Enhancing Linguistic Search with the Google Books Ngram Viewer by Slav Petrov and Dipanjan Das.
From the post:
…
With our interns Jason Mann, Lu Yang, and David Zhang, we’ve added three new features. The first is wildcards: by putting an asterisk as a placeholder in your query, you can retrieve the ten most popular replacement. For instance, what noun most often follows “Queen” in English fiction? The answer is “Elizabeth”:…

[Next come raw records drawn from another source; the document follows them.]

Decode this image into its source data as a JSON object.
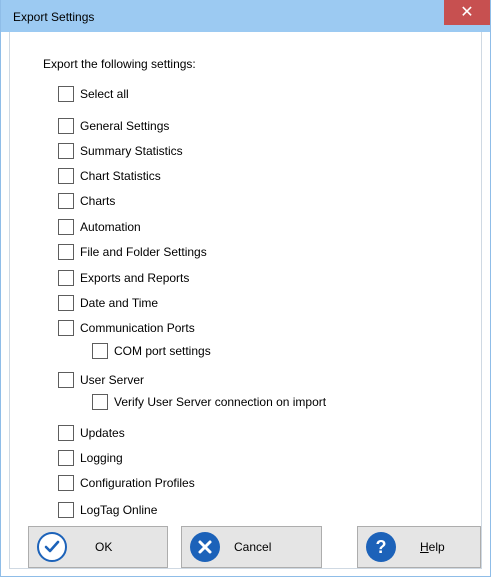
{
  "dialog": {
    "title": "Export Settings",
    "close_label": "✕",
    "heading": "Export the following settings:"
  },
  "options": {
    "select_all": "Select all",
    "general_settings": "General Settings",
    "summary_statistics": "Summary Statistics",
    "chart_statistics": "Chart Statistics",
    "charts": "Charts",
    "automation": "Automation",
    "file_folder_settings": "File and Folder Settings",
    "exports_reports": "Exports and Reports",
    "date_time": "Date and Time",
    "communication_ports": "Communication Ports",
    "com_port_settings": "COM port settings",
    "user_server": "User Server",
    "verify_user_server": "Verify User Server connection on import",
    "updates": "Updates",
    "logging": "Logging",
    "configuration_profiles": "Configuration Profiles",
    "logtag_online": "LogTag Online"
  },
  "buttons": {
    "ok": "OK",
    "cancel": "Cancel",
    "help_first": "H",
    "help_rest": "elp"
  },
  "colors": {
    "titlebar": "#9ccaf2",
    "close": "#c75050",
    "icon_blue": "#1c62b9"
  }
}
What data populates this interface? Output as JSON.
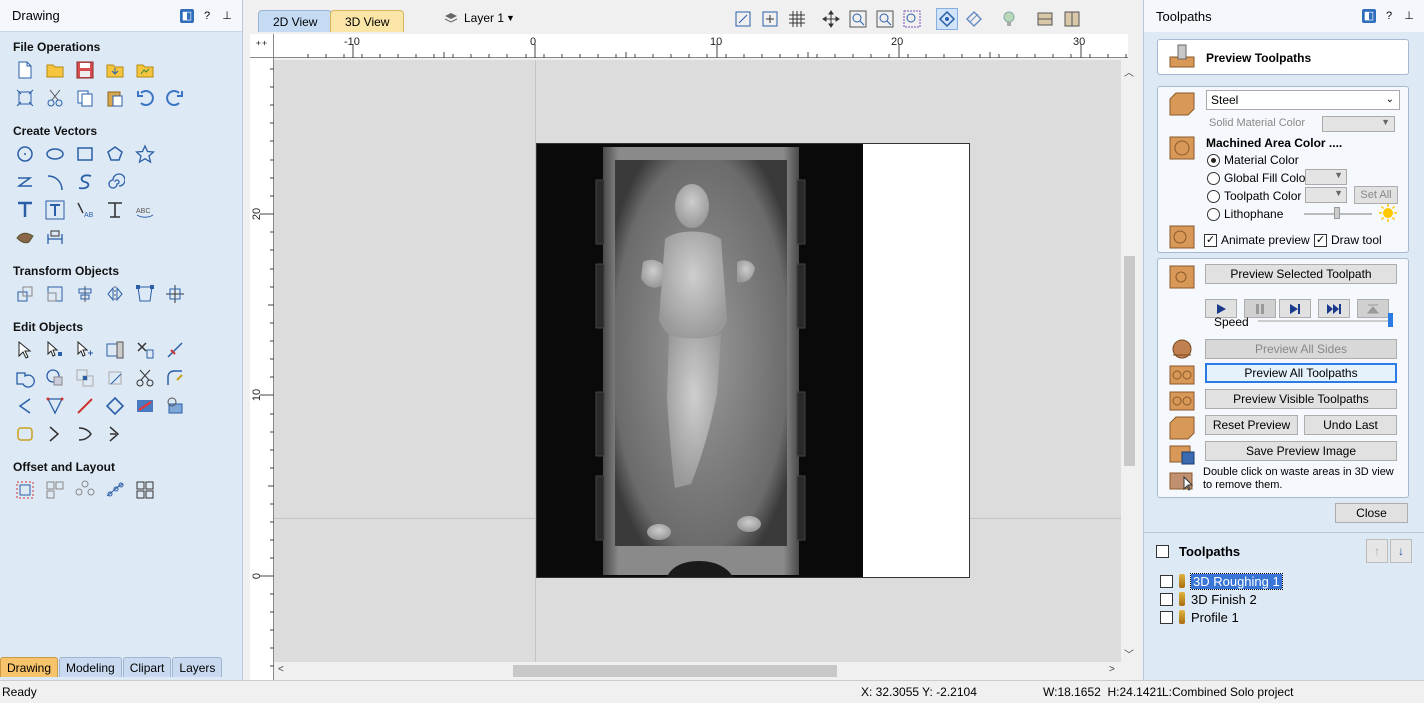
{
  "left_panel": {
    "title": "Drawing",
    "sections": {
      "file_operations": "File Operations",
      "create_vectors": "Create Vectors",
      "transform_objects": "Transform Objects",
      "edit_objects": "Edit Objects",
      "offset_layout": "Offset and Layout"
    },
    "tabs": [
      "Drawing",
      "Modeling",
      "Clipart",
      "Layers"
    ]
  },
  "view": {
    "tab_2d": "2D View",
    "tab_3d": "3D View",
    "layer": "Layer 1"
  },
  "ruler": {
    "top_labels": [
      "-10",
      "0",
      "10",
      "20",
      "30"
    ],
    "left_labels": [
      "20",
      "10",
      "0"
    ]
  },
  "right_panel": {
    "title": "Toolpaths",
    "preview_title": "Preview Toolpaths",
    "material": "Steel",
    "solid_material_color": "Solid Material Color",
    "machined_area_color": "Machined Area Color ....",
    "radio_options": [
      "Material Color",
      "Global Fill Color",
      "Toolpath Color",
      "Lithophane"
    ],
    "set_all": "Set All",
    "animate_preview": "Animate preview",
    "draw_tool": "Draw tool",
    "preview_selected": "Preview Selected Toolpath",
    "speed": "Speed",
    "preview_all_sides": "Preview All Sides",
    "preview_all_toolpaths": "Preview All Toolpaths",
    "preview_visible": "Preview Visible Toolpaths",
    "reset_preview": "Reset Preview",
    "undo_last": "Undo Last",
    "save_preview_image": "Save Preview Image",
    "hint": "Double click on waste areas in 3D view to remove them.",
    "close": "Close",
    "toolpaths_header": "Toolpaths",
    "toolpaths": [
      "3D Roughing 1",
      "3D Finish 2",
      "Profile 1"
    ]
  },
  "status": {
    "ready": "Ready",
    "coords": "X: 32.3055 Y: -2.2104",
    "size": "W:18.1652  H:24.1421",
    "project": "L:Combined Solo project"
  },
  "colors": {
    "panel_bg": "#dde9f5",
    "accent": "#2c7be5",
    "tab_active": "#f7c36b"
  }
}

Another feature we’ve added is the ability to search for inflections: different grammatical forms of the same word. (Inflections of the verb “eat” include “ate”, “eating”, “eats”, and “eaten”.) Here, we can see that the phrase “changing roles” has recently surged in popularity in English fiction, besting “change roles”, which earlier dethroned “changed roles”:
…
Finally, we’ve implemented the most common feature request from our users: the ability to search for multiple capitalization styles simultaneously. Until now, searching for common capitalizations of “Mother Earth” required using a plus sign to combine ngrams (e.g., “Mother Earth + mother Earth + mother earth”), but now the case-insensitive checkbox makes it easier:
…
The ngram data sets are available for download.
As of the date of this post, the data sets go up to 5-grams in multiple languages.
Be mindful of semantic drift, the changing of the meaning of words, over centuries or decades. Even across social, economic strata and work domains at the same time.